The fifth movie adaptation of the classic 1880 novel Ben-Hur: A Tale of the Christ will be released on Friday, which surprises no one who’s been to the movies lately. Most adults remember the classic 1959 version starring Stephen Boyd (who plays Messala) and Charlton Heston (who plays Judah Ben-Hur), but most young people going to see the remake probably don’t, and that’s a shame, because the remake is specifically targeting them.
While it seems that the cast is taking great pains to remind audiences that 2016’s Ben-Hur is more an original, “modern” take on the novel than a copy of the 1959 film, their storytelling strategy will most likely end up ironically erasing all the progressive, compelling aspects of Ben-Hur, as portrayed in the 1959 version.
See, what many people don’t know about the 1959 movie is that screenwriter Gore Vidal and director William Wyler had no idea how to make the story of Ben-Hur cover a 3 hour-long epic. Two childhood friends turning on each other immediately over politics (one is a Jewish prince, the other has become a Roman commander), with no further provocation, just didn’t make sense. According to the multiple trailers, the 2016 remake seems to replace this nuance of the story with a lot of CGI horses getting flattened and an inexplicable battle in the snow, but Vidal and Wyler had a different idea.

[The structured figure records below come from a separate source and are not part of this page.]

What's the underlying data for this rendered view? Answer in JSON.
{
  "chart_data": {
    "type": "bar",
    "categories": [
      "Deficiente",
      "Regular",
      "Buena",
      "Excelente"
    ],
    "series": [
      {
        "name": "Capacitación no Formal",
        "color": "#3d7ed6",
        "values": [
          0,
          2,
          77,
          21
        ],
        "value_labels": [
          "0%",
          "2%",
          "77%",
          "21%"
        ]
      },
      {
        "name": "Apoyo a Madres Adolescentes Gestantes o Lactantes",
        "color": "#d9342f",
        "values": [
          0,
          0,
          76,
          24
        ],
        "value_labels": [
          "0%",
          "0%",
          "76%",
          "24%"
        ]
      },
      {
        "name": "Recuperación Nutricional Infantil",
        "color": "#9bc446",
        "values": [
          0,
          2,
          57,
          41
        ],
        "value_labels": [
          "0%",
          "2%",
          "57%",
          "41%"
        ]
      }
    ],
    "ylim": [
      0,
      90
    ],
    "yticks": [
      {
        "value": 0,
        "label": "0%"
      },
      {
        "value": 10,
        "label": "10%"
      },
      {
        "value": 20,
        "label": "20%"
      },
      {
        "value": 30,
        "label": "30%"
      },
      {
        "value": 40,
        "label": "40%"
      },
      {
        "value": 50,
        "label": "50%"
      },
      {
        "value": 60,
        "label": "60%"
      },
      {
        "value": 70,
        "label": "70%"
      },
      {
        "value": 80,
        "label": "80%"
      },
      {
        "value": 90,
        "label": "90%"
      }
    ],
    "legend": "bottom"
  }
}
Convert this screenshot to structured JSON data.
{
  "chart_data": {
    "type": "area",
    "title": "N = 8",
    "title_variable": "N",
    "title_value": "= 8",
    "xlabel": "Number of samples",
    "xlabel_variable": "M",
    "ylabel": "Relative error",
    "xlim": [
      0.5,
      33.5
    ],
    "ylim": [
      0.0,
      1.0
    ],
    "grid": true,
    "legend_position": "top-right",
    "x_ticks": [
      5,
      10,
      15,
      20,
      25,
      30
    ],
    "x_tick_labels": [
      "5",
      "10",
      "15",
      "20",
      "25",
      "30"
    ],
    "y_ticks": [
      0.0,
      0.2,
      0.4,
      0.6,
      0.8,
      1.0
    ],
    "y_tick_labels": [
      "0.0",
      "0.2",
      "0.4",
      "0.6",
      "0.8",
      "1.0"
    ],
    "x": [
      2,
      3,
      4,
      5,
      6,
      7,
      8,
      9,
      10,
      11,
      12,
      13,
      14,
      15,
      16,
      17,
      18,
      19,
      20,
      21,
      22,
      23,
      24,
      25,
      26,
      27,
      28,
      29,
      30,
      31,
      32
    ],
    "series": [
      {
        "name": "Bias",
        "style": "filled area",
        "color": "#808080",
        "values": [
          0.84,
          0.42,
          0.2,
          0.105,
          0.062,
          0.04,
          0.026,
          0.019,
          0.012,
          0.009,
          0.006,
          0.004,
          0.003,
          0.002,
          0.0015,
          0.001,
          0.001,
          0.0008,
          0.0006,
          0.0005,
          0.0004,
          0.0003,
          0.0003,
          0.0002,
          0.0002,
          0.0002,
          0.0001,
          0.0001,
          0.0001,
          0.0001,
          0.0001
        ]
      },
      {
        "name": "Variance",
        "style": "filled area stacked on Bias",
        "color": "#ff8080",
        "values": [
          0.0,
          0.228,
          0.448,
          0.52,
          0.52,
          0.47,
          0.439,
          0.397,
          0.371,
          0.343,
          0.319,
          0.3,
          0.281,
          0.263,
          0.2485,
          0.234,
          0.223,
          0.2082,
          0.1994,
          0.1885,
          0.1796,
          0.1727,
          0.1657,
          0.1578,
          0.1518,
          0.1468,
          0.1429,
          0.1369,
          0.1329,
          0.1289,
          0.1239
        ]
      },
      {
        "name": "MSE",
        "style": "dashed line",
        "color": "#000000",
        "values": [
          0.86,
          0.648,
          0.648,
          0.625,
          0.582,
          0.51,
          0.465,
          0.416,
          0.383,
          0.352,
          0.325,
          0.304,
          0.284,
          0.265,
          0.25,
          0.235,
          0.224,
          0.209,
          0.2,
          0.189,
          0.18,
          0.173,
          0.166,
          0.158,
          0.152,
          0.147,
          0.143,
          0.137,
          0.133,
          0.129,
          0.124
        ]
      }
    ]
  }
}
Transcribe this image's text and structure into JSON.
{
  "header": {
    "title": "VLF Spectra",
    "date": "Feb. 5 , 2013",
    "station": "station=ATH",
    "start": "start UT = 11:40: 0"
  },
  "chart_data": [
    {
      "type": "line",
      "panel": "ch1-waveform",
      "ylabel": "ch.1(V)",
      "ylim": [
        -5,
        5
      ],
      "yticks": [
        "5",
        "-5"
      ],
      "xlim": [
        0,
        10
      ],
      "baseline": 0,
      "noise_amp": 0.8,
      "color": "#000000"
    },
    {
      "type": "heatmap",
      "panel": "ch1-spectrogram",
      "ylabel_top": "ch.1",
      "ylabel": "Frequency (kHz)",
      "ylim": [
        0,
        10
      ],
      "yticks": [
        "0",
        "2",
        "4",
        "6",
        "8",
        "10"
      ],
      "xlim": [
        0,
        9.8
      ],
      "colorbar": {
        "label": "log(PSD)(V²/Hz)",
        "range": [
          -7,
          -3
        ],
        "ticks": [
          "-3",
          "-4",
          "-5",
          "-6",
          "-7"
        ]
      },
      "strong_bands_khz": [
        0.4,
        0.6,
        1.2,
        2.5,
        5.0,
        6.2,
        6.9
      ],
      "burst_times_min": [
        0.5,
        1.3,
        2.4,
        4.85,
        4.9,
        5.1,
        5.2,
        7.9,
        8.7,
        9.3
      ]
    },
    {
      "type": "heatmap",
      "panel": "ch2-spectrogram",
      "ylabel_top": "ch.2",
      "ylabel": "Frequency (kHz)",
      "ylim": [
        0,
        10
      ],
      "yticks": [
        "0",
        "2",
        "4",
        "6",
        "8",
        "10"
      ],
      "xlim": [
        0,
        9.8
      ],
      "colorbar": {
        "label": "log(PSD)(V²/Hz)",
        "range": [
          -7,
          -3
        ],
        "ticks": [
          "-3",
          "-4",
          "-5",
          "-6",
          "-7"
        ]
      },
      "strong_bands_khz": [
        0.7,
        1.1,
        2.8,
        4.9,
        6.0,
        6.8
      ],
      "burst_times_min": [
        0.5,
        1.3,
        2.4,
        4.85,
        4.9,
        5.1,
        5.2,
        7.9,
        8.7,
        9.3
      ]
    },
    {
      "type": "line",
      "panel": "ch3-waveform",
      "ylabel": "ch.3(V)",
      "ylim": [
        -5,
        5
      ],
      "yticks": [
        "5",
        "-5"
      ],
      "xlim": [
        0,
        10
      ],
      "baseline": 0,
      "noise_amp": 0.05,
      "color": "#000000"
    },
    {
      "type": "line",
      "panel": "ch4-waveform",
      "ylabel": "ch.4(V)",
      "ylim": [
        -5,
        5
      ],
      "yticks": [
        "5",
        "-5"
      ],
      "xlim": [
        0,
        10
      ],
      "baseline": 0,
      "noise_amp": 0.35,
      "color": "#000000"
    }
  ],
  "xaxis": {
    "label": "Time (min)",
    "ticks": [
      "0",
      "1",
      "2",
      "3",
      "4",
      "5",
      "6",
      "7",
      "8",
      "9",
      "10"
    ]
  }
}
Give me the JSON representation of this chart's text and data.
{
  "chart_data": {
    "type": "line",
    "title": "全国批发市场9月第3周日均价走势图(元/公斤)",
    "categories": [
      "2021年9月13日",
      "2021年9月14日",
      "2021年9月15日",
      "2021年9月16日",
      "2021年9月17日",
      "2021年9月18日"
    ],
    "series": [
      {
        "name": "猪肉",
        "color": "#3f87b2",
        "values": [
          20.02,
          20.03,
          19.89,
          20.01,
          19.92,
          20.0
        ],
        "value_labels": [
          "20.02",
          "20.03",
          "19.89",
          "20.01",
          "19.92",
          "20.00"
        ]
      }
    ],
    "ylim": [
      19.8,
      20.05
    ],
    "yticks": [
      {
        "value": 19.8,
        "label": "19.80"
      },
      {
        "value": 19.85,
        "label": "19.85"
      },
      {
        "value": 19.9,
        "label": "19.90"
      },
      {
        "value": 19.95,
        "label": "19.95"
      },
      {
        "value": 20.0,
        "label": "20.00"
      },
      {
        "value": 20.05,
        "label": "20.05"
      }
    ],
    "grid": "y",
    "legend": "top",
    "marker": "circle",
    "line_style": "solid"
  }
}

According to Gore Vidal’s interview in The Celluloid Closet, a documentary on the history of gay subtext in cinema, Gore came up with a solution: tasked with coming up with something more potent to fuel their divide, Vidal tentatively proposed to Wyler that Ben-Hur and Messala were old lovers, and Messala (the Roman commander) subtly asks Ben-Hur to rekindle their relationship, which Ben-Hur rebuffs. Messala, heartbroken, betrays him.
According to Vidal, Wyler approved the angle after some persuasion (the director allegedly conceded with “It’s certainly better than what we’ve got”), and told Vidal to tell Boyd but not Heston, since they knew Heston, a staunch conservative, probably wouldn’t approve.
Of course, Vidal wasn’t the only writer working on the script, and debate over whether Boyd’s take with Vidal’s subtext was used, which writer had the final claim to Ben-Hur and Messala’s reuniting scenes, and even whether the director ever approved of Vidal’s story angle has been debated by critics, the screenwriters, and of course Charlton Heston, since Vidal made the claim. However, there are two pretty compelling pieces of evidence in favor of Vidal that pretty much seal the deal: firstly, film critic F. X. Feeney concluded that Vidal made extensive, lasting contributions to the script after studying and comparing multiple Ben-Hur drafts, compared to the other screenwriters working for the film. Secondly, the publicity director of the film, Morgan Hudgens, wrote to Vidal in 1958 about the reuniting scene: “… the big cornpone [the crew’s nickname for Heston] really threw himself into your ‘first meeting’ scene yesterday. You should have seen those boys embrace!” But the most compelling evidence, by far, is the movie itself.
So now that we’ve concluded a few things about the original, what does the remake, in the year of 2016, say about us? We have a recent history of action-saturated remakes and a handful of trailers to glean the depth of Ben-Hur 2016, which is enough to be concerned. As a person who is passionate about film, Hollywood, and the art of storytelling, this is the one sure thing I know most film buffs can agree on: the best story to tell is the one that is most honest about the experience of being human, especially the parts that are usually concealed. It’s the story that looks the closest at the parts of human nature that are most deeply felt, whether it be hatred or love, attraction or repulsion. Ben-Hur comes out on Friday, August 19th.